Globalisasi yang tidak terhindarkan harus diantisipasi dengan pembangunan
budaya yang berkarakter penguatan jati diri dan kearifan lokal yang dijadikan
sebagai dasar pijakan dalam penyusunan strategi dalam pelestarian dan
pengembangan budaya. Upaya memperkuat jatidiri daerah dapat dilakukan melalui
penanaman nilai-nilai budaya dan kesejarahan senasib sepenanggungan di antara
warga. Oleh karena itu perlu dilakukan revitalisasi budaya daerah dan perkuatan
budaya daerah. Upaya tersebutt direalisasikan melalui langkah-langkah
strategis berikut ini:
A.
Revitalisasi nilai-nilai kearifan lokal
1.
Pemahaman atas falsafah budaya Jawa sebaiknya dilakukan
sesegera mungkin ke semua golongan dan semua usia berkelanjutan dengan
menggunakan bahasa Jawa. Demikian pula di lingkungan pemerintahan, dari pusat
hingga RT dan RW.
2.
Pembenahan dalam pembelajaran Bahasa Jawa.
3. ”Plug
in” muatan budi pekerti di setiap mata pelajaran di lingkungan pendidikan.
4.
Pengembangan kesenian tradisional perlu menjadi perhatian para pemangku
kebijakan
5. Pengaitan kajian-kajian budaya
dengan aspek kehidupan kemasyarakatan yang lain, seperti teknologi, kesehatan,
agronomi.
B.
Peningkatan kualitas Sumber Daya Manusia
1. Peningkatan
kualitas pendidik, pemangku budaya yang berkelanjutan
2. Pelibatan semua pihak, pemerintah, LSM,
kelompok masyarakat, pemerhati, akademisi, pebisnis.
3.
Penghargaan bagi pemangku, pelaku dan pengembang budaya Jawa.
C.
Fasilitasi dan pendanaan kegiatan kebudayaan (ritual,
kesenian, rehabilitasi Benda Budaya, dan sebagainya) yang berkelanjutan.
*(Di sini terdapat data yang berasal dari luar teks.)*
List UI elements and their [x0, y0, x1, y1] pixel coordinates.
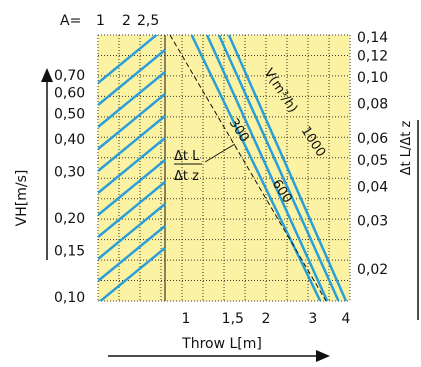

1. Pemanfaatan berbagai prasarana yang ada di masyarakat
dan universitas
2.
Peningkatan peran media cetak dan elektronik dan visual termasuk media luar dan dalam ruangan dalam membuat kondusif pemahaman falsafah budaya Jawa, mempromosikan
seni pertunjukan lokal melalui website.
3. Pejadwalan rutin workshop dan saresehan
falsafah budaya Jawa
4. Penggalangan jejaring antar pengembang
kebudayaan baik di Yogyakarta maupun di luar Yogyakarta.
5. Memberi
fasilitas secara berkelanjutan bagi program-program pelestarian dan pengembangan
budaya.
D.
Penyusunan peraturan perundang-undang untuk melindungi
hasil-hasil karya kebudayaan.
1. Penyusunan
draft hak patent atas karya-karya budaya leluhur, seperti lukisan Affandi, batik, anyam-anyaman, keramik
Kasongan dan sebagainya sebelum diklaim oleh negara lain.
2. Penyusunan PERDA
yang melindungi aset budaya baik yag berupa ide, perilaku, maupun
fisik.
- Penciptaan tata ruang budaya yang kondusif untuk pengembangan, pelestarian, pewarisan kebudayaan.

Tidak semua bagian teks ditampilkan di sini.